Data: 2003-01-27 14:33:51
Temat: Re: (prawie) OT, ale jak sie nie podziele, to padne :))
Od: "Aneta" <a...@w...pl>
Pokaż wszystkie nagłówki
Użytkownik "Kruszynka" <l...@w...pl> napisał w wiadomości
news:b136fg$glj$1@news.tpi.pl...
> Ach, swiat jest piekny. W piatek wracam baaardzo pozno do domu,
zmordowana,
> wykonczona, zwalam sie na wersalke i przez pewiem czas patrze na regal na
> przeciwko. Cos mi nie gra. Zwlekam sie z wyrka, podpelzam do regalu - tak,
> to jednak prawda: stoi sobie jakby nigdy nic krem AA, a obok kopa probek
(od
> Ziai po Avene, La Roche, Lierac itp.). Moj maz in spe, milczacy jak zwykle
> (bo on nalezy do gatunku wyciszonych i malomownych :) ), mowi jakby nigdy
> nic: Wiesz, bylem w aptece po lekarstwo, no i pomyslalem, ze moze chcesz
> krem i probki.
> Rany, jak on to zrobil, ze mu dali tyle tych probek, to ja nie mam
pojecia.
> No i krem. Krem jest odzywczo-wygladzajacy z olejem jojoba, witaminami A i
E
> do kazdego rodzaju cery (seria pomaranczowa). Bardzo dobry moim zdaniem.
> Uzywam na noc.
> Sorry, ze tak bez sensu pisze, ale musialam sie podzielic, bo mysle o tym
> caly czas. Boze, jak cudownie, ze sa na swiecie tacy mezczyzni!
>
> Kruszynka
> (pekajac z dumy, zawolala na caly Internet.

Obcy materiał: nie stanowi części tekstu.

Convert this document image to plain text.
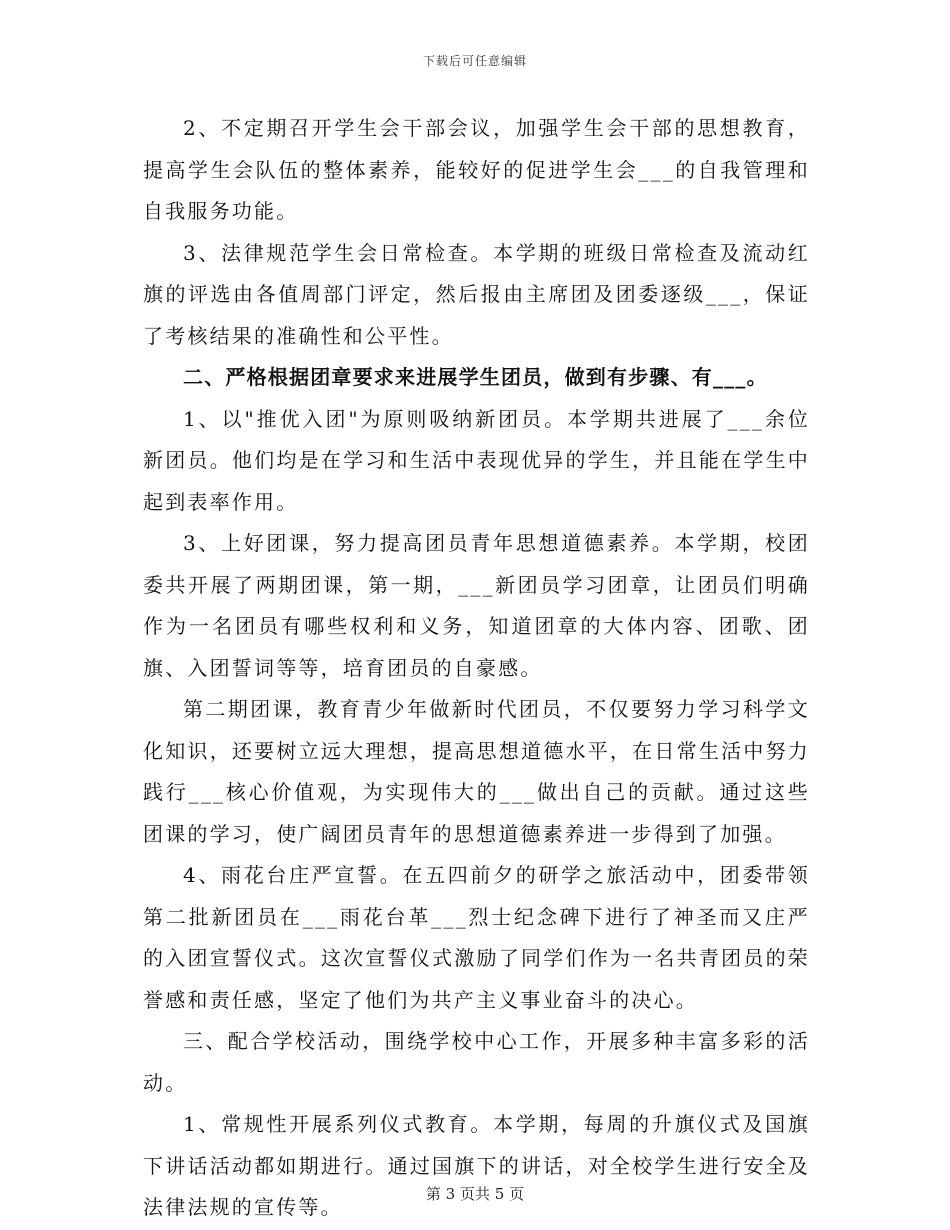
下载后可任意编辑

2、不定期召开学生会干部会议，加强学生会干部的思想教育，提高学生会队伍的整体素养，能较好的促进学生会___的自我管理和自我服务功能。

3、法律规范学生会日常检查。本学期的班级日常检查及流动红旗的评选由各值周部门评定，然后报由主席团及团委逐级___，保证了考核结果的准确性和公平性。

二、严格根据团章要求来进展学生团员，做到有步骤、有___。

1、以"推优入团"为原则吸纳新团员。本学期共进展了___余位新团员。他们均是在学习和生活中表现优异的学生，并且能在学生中起到表率作用。

3、上好团课，努力提高团员青年思想道德素养。本学期，校团委共开展了两期团课，第一期，___新团员学习团章，让团员们明确作为一名团员有哪些权利和义务，知道团章的大体内容、团歌、团旗、入团誓词等等，培育团员的自豪感。

第二期团课，教育青少年做新时代团员，不仅要努力学习科学文化知识，还要树立远大理想，提高思想道德水平，在日常生活中努力践行___核心价值观，为实现伟大的___做出自己的贡献。通过这些团课的学习，使广阔团员青年的思想道德素养进一步得到了加强。

4、雨花台庄严宣誓。在五四前夕的研学之旅活动中，团委带领第二批新团员在___雨花台革___烈士纪念碑下进行了神圣而又庄严的入团宣誓仪式。这次宣誓仪式激励了同学们作为一名共青团员的荣誉感和责任感，坚定了他们为共产主义事业奋斗的决心。

三、配合学校活动，围绕学校中心工作，开展多种丰富多彩的活动。

1、常规性开展系列仪式教育。本学期，每周的升旗仪式及国旗下讲话活动都如期进行。通过国旗下的讲话，对全校学生进行安全及法律法规的宣传等。

第 3 页共 5 页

> Mmmrrrrrrrrrrr, mmmmmmmrrrrrrrrrrrr, jak wroci z pracy, bedzie mial na
stole
> cos pysznego :)))) )
>
a moje kochanie jak jest gdzieś w delegacji to zawsze jakiś ciuszek
(najczęściej bieliznę) przywiezie. jeszcze nigdy się nie pomylił.